Event-Driven Data Warehouse Creation for NLP and on-chain analytics, with a focus on NFT data.
A 'flow' is an ETL pipeline sequence that generates an output, in the form of either transformed data or analysis.
A 'flow_step' signifies an operation on set of data. (copy, move, transform, ...)
The modular design provides a framework for building scalable, custom ETL pipelines.
The CLI tool is designed to query specific subjects of interest prior to setting up a pipeline.
The current set of supported actions hit the twitter v2 api endpoint.
Suggested Use (Topic Search):
- The [Counts] command should be used to gauge how much data there is for a particular topic.

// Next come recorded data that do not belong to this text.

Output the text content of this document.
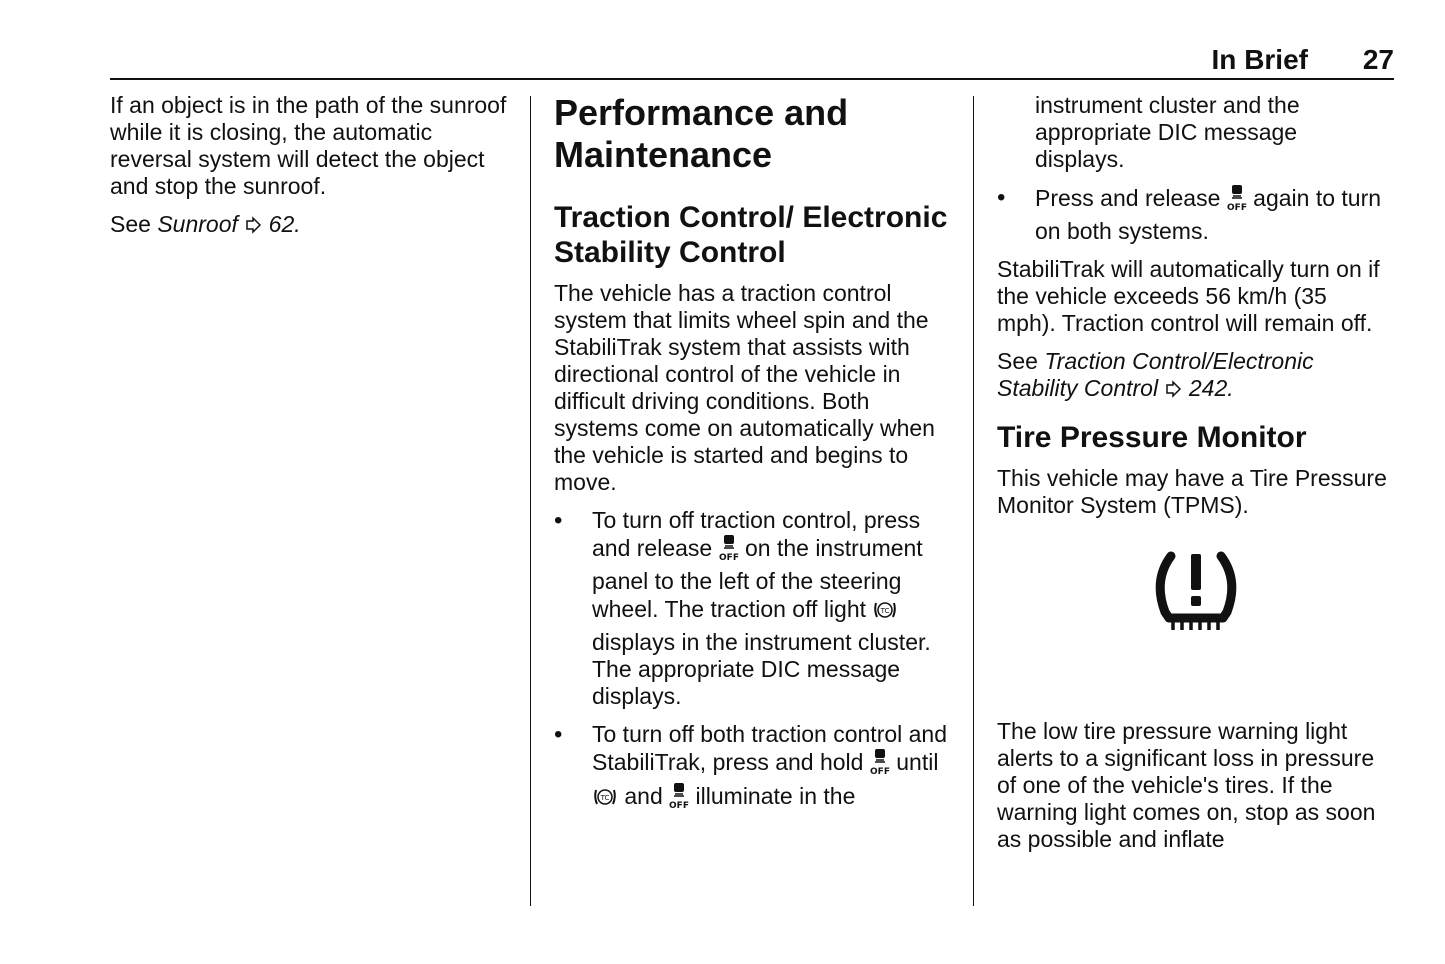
In Brief 27

If an object is in the path of the sunroof while it is closing, the automatic reversal system will detect the object and stop the sunroof.

See Sunroof 62.

Performance and Maintenance
Traction Control/ Electronic Stability Control

The vehicle has a traction control system that limits wheel spin and the StabiliTrak system that assists with directional control of the vehicle in difficult driving conditions. Both systems come on automatically when the vehicle is started and begins to move.

• To turn off traction control, press and release OFF on the instrument panel to the left of the steering wheel. The traction off light TC
displays in the instrument cluster. The appropriate DIC message displays.
• To turn off both traction control and StabiliTrak, press and hold OFF until
TC and OFF illuminate in the

instrument cluster and the appropriate DIC message displays.

• Press and release OFF again to turn on both systems.

StabiliTrak will automatically turn on if the vehicle exceeds 56 km/h (35 mph). Traction control will remain off.

See Traction Control/Electronic Stability Control 242.

Tire Pressure Monitor

This vehicle may have a Tire Pressure Monitor System (TPMS).

The low tire pressure warning light alerts to a significant loss in pressure of one of the vehicle's tires. If the warning light comes on, stop as soon as possible and inflate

- The [Recent] command should be used to view the first 100 results of raw tweet data for a particular topic.
- At this point, if enough data is available for a particular topic, a flow can be set up for it.
- Otherwise, one can do a deep dive using the [Tweet Lookup], [User Timeline], [Mentions Timeline], or [Users Lookup] commands.
Suggested Use (Account R&D - Persons/Projects of Interest):
- If the unique user name is known, then the user_id can be found using the [Users Lookup] command.
- Next, the [User Timeline] or [Mentions Timeline] commands can be used to view a portion of the timeline data for a particular user.
flow-controller - This mechanism will facilitate the booting and stopping of jobs for the day based on configured cron schedules.
job-controller - This mechanism will facilitate the scheduling and execution of job steps.
nlp-recent-topic-land - This flow step will pull and land recents data for a topic.
nlp-user-timeline-land - This flow step will pull and land standard timeline data for a particular user.
nlp-topic-land - This flow step will pull and land data specified by date for a topic. (WIP - R&D for v1.1 endpoint for archive search)
*design is subject to change as implementation progresses.
methodology is agile and re-factoring takes place after each feature is finished.
Current NFT Sentiment Analysis Design:
- Collect data for an initial Training and Test Set.
- Perform standard sentiment analysis on tweet text for a particular topic.
- R&D to include tweet impressions in analysis (likes + retweets + comments)
- Aggregate Persons of Interest as separate topics and include them for the analysis. (EX. Do Kwon for topic = "LUNA")
---- Avoid shitposters, anime pfps, and trolls
- Aggregate Projects of Interest as separate topics and include them for the analysis. (EX: Cyberkongz,Nansen.ai,LooksRare for topic = "NFT")
- R&D on analysis tuning
The current design will consist of a 4-step Flow.
- The first step will be called nlp-topic-land.
---- This step will pull data down from Twitter and save it in a parquet file format.
---- The second step will remove duplicate tweets. (rm_dups)
- The third step will load and place a dataset in a ml pipeline in spark to prep data.
- The fourth step will make classifications on a data set based on various algorithms. (Naive Bayes, SVM, Logistic Regression, LSTM, etc...)
- The idea is to be able to provide sentiment classification (positive / negative) for a particular topic for a particular interval (Past 24HR, Past 7D, Past 30D).